Forcing app-based businesses to count their workers as employees could raise their costs as much as 20 percent, according to Bloomberg Law. It could also put an end to flexible employment options many people have come to rely on, says Jarrett Dieterle, a policy analyst at the R Street Institute.

"A lot of workers and independent contractors want to stay independent contractors on purpose because it fits their lifestyle and what they're able to do work-wise better," Dieterle told me.

A 2018 Bureau of Labor Statistics survey found 79 percent of independent contractors preferred their current work arrangement to traditional employment.

Reclassifying workers en mass would force these people to find more rigid, traditional employment they might not necessarily want, Dieterle argues.

It's an argument rideshare companies have made themselves. Lyft drivers "overwhelmingly prefer the freedom of working where, when, and how much they want. Many are moms, students, seniors, or veterans, and 75% of them drive less than 10 hours a week," the company told Reason when California's independent contractor bill, AB 5, was still pending. That legislation would "would force ridesharing drivers into shift work, eliminating the control drivers currently have over their own schedules."

Lyft, Uber, and other app-based businesses are pushing a ballot initiative that would alter AB 5 to exempt their workers from being employees.

It's not just the gig economy that is balking at these new regulations. The trucking industry has also deemed them too restrictive, arguing that they effectively make it impossible for motor-carrier companies to contract with owner-operator truckers.

This month, California was hit with a lawsuit from the California Trucking Association and two owner-operator truckers who're arguing that the state's ABC test is pre-empted by federal law.

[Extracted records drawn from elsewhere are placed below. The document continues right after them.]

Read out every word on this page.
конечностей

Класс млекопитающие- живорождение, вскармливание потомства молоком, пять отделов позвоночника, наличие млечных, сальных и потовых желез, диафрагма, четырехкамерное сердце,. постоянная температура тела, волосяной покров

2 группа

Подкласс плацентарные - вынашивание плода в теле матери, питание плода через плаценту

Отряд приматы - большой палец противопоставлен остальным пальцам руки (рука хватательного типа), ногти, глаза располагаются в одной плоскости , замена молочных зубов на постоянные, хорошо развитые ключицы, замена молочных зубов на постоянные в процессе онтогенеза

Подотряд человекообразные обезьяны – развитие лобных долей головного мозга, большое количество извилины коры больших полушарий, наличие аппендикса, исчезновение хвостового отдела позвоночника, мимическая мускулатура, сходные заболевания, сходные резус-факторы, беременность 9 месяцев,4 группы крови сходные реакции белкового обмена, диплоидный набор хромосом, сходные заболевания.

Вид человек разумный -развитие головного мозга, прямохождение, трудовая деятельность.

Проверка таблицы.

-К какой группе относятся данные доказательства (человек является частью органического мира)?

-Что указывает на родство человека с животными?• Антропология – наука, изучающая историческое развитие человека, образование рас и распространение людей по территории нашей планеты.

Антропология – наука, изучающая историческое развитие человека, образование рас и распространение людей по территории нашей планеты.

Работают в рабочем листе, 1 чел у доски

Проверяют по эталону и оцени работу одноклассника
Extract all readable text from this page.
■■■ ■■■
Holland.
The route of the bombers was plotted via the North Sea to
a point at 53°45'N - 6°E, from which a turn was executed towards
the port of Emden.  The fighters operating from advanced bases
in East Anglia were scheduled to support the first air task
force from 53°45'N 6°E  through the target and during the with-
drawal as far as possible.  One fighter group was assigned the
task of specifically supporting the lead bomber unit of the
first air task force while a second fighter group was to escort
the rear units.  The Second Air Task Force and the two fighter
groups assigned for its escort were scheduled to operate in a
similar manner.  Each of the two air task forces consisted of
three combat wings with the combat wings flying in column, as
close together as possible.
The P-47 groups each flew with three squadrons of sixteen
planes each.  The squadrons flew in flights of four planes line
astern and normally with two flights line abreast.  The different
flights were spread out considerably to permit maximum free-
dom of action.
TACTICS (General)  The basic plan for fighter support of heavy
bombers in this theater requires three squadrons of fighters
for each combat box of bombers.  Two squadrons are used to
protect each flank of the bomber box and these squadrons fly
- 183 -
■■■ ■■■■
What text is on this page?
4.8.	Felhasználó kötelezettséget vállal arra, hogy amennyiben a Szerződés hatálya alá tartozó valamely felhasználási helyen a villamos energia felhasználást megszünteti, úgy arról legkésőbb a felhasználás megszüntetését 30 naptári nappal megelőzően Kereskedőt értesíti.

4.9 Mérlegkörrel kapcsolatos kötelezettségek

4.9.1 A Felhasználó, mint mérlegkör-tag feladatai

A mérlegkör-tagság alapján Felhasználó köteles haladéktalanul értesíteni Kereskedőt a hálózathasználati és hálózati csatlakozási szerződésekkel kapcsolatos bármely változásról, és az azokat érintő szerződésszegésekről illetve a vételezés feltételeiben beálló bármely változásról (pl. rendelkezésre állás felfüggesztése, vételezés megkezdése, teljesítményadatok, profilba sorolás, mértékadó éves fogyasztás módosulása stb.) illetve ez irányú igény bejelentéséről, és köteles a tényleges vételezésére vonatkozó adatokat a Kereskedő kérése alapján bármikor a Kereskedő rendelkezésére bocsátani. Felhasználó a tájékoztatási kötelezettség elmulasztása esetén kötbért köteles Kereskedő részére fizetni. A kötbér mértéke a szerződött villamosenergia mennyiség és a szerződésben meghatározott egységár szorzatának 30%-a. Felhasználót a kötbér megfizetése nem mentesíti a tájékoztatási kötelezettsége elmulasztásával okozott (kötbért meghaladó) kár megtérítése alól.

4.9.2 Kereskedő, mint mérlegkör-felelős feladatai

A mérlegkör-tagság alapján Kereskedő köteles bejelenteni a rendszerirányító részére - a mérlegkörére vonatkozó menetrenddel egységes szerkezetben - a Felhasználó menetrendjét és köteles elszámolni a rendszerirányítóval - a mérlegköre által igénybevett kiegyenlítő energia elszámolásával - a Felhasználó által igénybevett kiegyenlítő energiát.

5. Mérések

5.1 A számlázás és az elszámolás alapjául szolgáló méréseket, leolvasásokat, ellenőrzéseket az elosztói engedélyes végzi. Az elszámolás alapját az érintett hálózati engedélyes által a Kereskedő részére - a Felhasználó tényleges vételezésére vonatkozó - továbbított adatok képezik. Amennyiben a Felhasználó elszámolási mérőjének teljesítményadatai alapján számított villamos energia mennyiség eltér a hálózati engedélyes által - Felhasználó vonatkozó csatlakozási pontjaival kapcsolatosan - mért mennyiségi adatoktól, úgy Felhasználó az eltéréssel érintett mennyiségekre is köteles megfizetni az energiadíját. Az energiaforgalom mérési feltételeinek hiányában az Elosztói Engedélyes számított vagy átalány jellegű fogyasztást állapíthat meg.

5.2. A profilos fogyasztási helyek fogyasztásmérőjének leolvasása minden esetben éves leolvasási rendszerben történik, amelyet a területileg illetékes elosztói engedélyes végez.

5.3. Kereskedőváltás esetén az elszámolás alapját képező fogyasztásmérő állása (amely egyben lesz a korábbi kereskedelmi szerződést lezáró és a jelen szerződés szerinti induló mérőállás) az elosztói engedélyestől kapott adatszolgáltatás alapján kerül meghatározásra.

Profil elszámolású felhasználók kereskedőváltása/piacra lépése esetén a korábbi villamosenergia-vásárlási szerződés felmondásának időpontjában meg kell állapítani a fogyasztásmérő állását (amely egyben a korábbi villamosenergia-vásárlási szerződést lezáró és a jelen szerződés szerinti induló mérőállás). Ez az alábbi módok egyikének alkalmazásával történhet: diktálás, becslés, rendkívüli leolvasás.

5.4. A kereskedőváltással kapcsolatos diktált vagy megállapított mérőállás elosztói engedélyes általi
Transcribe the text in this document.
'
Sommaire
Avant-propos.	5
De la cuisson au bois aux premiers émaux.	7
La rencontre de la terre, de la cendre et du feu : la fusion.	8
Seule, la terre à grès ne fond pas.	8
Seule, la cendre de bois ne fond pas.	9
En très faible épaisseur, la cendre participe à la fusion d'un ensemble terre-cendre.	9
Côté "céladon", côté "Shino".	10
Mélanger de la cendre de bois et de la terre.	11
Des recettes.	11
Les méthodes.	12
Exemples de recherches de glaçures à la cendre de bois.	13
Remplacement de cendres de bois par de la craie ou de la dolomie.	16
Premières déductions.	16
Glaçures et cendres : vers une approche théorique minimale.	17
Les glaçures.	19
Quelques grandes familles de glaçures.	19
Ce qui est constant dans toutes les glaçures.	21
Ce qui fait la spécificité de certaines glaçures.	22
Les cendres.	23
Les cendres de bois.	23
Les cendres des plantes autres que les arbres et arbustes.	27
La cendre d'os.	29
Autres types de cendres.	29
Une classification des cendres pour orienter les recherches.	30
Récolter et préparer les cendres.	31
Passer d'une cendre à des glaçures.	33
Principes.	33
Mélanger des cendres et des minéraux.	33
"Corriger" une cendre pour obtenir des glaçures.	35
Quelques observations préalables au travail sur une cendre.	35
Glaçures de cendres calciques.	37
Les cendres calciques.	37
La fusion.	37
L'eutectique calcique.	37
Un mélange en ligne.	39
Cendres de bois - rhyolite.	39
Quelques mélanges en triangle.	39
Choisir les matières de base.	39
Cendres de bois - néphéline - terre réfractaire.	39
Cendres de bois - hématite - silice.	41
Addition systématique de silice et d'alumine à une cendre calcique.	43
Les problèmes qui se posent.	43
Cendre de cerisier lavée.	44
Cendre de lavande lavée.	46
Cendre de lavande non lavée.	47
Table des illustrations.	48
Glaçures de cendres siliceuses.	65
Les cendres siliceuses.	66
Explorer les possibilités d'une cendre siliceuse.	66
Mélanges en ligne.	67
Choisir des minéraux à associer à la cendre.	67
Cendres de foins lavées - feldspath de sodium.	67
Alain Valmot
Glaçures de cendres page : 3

New Jersey trucking advocates are making similar claims about Sweeney's bill.

"This bill will fundamentally change the transportation business model that has existed for over 100 years," said Salvador Simao, an attorney and former New Jersey Motor Truck Association board member, to Fox Business. "This transformation will make New Jersey the most restrictive country in terms of utilizing owner-operators."

Dieterle says that there are reasonable concerns about ensuring workers retain certain benefits and protections in a world where fewer and fewer of them have traditional employment. But, he argues, there are less heavy-handed ways of doing that than a wholesale reclassification of workers.

A July 2019 policy brief put out by R Street and Tech Freedom, another think tank, suggests several alternative models, including a "safe harbor" approach that would evaluate whether a worker is an independent contractor or not based on how closely their work is tied to one firm, or a "portal benefits" model where contractors could purchase traditionally employer-provided, non-cash benefits from independent entities.

Not all of these alternatives are necessarily palatable to libertarians. A true free market approach would naturally involve letting the relationship between workers and employers evolve along with the rest of the economy. But those options would be less bad than the approach taken by states like New Jersey and California.